I joined PrintPlanet.com today, and saw a post from Hlynur Gudlaugsson who asked:
What is the future of printing regarding all the technoligy around us?
Is the print industry going to die in coming years or will it just take
another turn to adjust to new thinking and consumer ways?
The internet is one of the most potent advertising media you can use
regarding information to consumer. Is it going to effect the industry
in that sense that people will loose jobs or will this create new
barriers for us to overcome or will the “black art” die as we know it?
Would be nice to get your tought´s on this one:-)
Regards from Iceland.
A great question, and one that I think all of us in the print industry ask each other pretty frequently. I’d say it almost rivals the weather as topic of conversation.
Here’s my prediction on the future of print
First, a few observations:
- The Internet is NOT the most potent advertising medium anyone can use. At least, the advertising I respond to most frequently is on a magazine page, not a web page. Internet advertising is by FAR the most accessible advertising medium anyone can use. With many providers (i.e. Adwords) you can be advertising anything worldwide in multiple languages in less than half an hour for $5 or so. Try that with print.
- I haven’t yet replaced the magazine rack in my bathroom with a computer, despite there being room and an unused laptop in the house. We have about 4 magazines that we get, along with various catalogs we hang onto. With a small house and two small kids, the bathroom doubles as the reading room ;-).
- I do not like paperless statements. Anything advertised on a statement is blackballed immediately.
- I don’t hang onto but one catalog from a company. Land’s End – you send me a new catalog about every other week. As an employee of QuadGraphics, I think you profusely. As a customer, I need only the Men’s version, and only when you offer something really new.
- The printed material I get that is personalized is increasing in quality, or at the least is holding in quality. Meaning the quality of the paper, special features like embossing, etc.
- The printed material I get that is not personalized is generally decreasing in quality, with the exception of Men’s Health magazine, which is becoming a few flimsy Ed. pages slipped in between massive thick fragrance, fashion and car ads.
I think some kinds of print are going to die, but some new kinds of print will be created. The net effect will be more printing of items that can be personalized and that benefit from the nature of print (the permanence, readability, etc.) to carry an unwritten message. There will be less of those items that just work much better on the ‘net. Like classified ads, many kinds of reference material, some of the market for books & catalogs, and most newsletters.
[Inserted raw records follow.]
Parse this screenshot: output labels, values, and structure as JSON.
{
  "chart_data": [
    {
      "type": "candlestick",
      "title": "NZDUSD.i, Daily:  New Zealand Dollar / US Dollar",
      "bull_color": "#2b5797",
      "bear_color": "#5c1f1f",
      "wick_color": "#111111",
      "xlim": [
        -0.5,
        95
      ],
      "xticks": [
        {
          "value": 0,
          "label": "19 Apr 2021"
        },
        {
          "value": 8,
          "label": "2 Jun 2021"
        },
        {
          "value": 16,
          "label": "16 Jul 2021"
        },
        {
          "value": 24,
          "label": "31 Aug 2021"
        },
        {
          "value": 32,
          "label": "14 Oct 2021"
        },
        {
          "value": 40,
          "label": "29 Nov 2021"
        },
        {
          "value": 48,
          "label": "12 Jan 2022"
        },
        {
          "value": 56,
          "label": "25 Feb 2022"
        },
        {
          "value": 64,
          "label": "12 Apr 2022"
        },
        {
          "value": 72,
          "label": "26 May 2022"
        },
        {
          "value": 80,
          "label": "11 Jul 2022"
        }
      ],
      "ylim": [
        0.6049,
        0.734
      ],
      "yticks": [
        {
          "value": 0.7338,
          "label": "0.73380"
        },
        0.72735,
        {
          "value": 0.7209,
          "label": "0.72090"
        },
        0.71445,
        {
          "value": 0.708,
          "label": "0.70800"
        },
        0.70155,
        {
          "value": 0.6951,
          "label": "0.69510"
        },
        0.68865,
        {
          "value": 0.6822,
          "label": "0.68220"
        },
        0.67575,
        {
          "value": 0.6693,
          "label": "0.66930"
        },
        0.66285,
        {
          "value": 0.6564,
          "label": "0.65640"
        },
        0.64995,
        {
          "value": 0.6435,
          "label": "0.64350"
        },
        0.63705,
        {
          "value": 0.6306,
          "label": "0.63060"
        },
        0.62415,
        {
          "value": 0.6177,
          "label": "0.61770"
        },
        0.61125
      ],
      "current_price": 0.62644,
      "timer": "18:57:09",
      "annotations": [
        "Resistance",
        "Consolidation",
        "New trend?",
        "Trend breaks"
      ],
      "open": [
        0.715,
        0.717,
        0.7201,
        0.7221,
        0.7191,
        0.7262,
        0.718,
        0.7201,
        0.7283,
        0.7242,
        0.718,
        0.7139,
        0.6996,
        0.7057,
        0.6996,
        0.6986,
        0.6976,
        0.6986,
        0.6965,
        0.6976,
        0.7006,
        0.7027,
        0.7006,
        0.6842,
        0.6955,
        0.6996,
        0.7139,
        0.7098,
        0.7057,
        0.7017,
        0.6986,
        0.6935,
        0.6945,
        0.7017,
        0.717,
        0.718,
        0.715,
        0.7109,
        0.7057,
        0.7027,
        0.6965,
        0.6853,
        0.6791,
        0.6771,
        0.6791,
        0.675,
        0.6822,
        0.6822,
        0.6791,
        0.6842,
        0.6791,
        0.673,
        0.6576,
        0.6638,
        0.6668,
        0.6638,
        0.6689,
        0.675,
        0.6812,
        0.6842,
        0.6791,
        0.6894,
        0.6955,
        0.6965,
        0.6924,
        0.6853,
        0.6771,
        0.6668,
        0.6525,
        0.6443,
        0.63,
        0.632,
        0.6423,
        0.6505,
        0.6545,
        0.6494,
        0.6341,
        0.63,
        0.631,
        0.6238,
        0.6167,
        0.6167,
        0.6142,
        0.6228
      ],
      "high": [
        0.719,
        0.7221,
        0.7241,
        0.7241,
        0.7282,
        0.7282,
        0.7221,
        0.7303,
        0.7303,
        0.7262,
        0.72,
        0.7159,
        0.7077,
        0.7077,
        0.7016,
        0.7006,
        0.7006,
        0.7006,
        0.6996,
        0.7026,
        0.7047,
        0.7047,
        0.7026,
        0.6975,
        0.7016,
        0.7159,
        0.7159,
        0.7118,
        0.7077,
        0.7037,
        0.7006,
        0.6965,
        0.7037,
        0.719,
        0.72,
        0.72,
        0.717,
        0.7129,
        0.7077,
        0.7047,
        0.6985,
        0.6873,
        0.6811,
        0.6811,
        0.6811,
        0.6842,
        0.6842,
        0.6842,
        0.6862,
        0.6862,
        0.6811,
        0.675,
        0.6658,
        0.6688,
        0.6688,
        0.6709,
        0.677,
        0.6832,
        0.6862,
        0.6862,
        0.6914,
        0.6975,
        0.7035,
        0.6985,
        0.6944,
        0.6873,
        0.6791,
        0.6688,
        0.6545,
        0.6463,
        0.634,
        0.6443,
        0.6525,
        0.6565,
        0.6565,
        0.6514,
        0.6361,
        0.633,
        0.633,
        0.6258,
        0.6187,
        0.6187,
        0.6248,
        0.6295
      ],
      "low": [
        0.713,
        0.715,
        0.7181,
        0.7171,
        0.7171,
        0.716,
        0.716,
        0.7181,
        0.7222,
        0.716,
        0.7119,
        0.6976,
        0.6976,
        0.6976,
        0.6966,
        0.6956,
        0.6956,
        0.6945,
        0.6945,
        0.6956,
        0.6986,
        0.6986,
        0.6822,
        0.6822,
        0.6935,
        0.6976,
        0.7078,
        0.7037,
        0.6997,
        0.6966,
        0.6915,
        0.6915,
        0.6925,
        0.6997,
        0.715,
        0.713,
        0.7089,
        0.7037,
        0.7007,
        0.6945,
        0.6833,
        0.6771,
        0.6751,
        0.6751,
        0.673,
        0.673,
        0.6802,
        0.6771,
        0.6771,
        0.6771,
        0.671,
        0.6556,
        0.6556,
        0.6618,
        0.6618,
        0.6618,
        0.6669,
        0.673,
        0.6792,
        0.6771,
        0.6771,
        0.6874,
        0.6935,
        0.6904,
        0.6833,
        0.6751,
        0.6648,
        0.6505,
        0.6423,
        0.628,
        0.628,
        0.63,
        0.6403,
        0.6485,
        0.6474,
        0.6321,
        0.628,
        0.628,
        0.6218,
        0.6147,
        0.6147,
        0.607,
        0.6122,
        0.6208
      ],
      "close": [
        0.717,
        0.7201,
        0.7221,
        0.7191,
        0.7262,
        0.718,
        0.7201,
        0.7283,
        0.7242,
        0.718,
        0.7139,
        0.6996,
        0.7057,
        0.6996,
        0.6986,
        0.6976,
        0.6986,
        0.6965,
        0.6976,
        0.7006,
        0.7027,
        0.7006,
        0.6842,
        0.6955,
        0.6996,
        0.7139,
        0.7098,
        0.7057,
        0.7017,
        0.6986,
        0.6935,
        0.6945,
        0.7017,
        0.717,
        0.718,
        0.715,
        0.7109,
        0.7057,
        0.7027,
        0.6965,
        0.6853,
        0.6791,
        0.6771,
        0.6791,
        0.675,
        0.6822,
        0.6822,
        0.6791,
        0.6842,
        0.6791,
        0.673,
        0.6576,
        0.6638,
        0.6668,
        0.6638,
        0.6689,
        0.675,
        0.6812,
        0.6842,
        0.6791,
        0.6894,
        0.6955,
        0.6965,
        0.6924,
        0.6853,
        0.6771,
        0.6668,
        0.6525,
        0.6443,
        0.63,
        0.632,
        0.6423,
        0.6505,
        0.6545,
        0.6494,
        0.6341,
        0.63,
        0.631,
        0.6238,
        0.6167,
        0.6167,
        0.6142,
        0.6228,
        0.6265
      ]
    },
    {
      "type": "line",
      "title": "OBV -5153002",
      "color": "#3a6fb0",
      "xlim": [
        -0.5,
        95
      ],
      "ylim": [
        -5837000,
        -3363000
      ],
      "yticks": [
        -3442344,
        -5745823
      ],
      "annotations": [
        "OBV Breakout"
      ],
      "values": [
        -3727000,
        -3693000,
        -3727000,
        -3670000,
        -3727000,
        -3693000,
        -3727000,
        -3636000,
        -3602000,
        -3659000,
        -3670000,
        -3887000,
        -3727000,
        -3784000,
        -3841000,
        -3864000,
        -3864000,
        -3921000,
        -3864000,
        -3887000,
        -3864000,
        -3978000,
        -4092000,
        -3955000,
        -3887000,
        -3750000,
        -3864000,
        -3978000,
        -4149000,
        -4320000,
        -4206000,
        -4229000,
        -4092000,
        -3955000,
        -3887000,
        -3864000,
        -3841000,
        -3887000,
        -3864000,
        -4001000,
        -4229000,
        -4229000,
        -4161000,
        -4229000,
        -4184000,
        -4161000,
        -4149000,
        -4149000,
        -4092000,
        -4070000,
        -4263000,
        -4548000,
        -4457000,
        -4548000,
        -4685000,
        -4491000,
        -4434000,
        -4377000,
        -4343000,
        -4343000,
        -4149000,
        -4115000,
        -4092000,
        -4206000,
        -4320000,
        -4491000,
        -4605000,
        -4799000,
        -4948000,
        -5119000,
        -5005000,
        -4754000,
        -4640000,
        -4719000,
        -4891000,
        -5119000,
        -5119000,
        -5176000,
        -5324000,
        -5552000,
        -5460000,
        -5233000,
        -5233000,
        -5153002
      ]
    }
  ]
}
When I worked in engineering I started at a company that still used drafting boards, and currently work for a company that’s pretty much paperless in terms of drawings. At least, we don’t have much use for large format plotter/printers anymore. The trend seemed to be that the volume of paper on an engineer’s desk skyrocketed as the company adopted CAD, but then as the automation was fully internalized the engineer’s need for a paper copy (for reviewing, proofing, etc) quickly went away and those piles disappeared very quickly.
I think print markets will mirror that. Following a surge of printing in some markets driven by the internet we’ll see a decline as new generations not addicted to paper for every application filter out those applications where printing really adds value. I think this will happen pretty quickly in a given region, but the world being diverse as it is it will be slow globally speaking.
The printing that’s left over will be either very low quality/low cost in applications where printing’s the only solution (direct mail advertising works better than direct email advertising), or high quality/high personalization/high value added because it is a piece of a larger communication offering.
For example, consider what’s happening to magazines. Thinner paper, smaller trim sizes, etc. – they’re moving to low cost because the print version magazine competes with the internet offering. Now imagine that we have full variable data printing, and the magazine can now be personalized to contain the stuff the reader wants and adds a lot more value. Now the subscriber is buying the paper version because it’s paper, and will want more of the qualities that paper has to offer and will be willing to pay for them.
Same with brochures. When they’re a high-volume give-away they need to be cheaper to produce. When they can carry more value, they can cost more.
So to summarize, print’s always going to be around. There will be less of it, and it will be either a lot more efficient or a lot more innovative than it is now.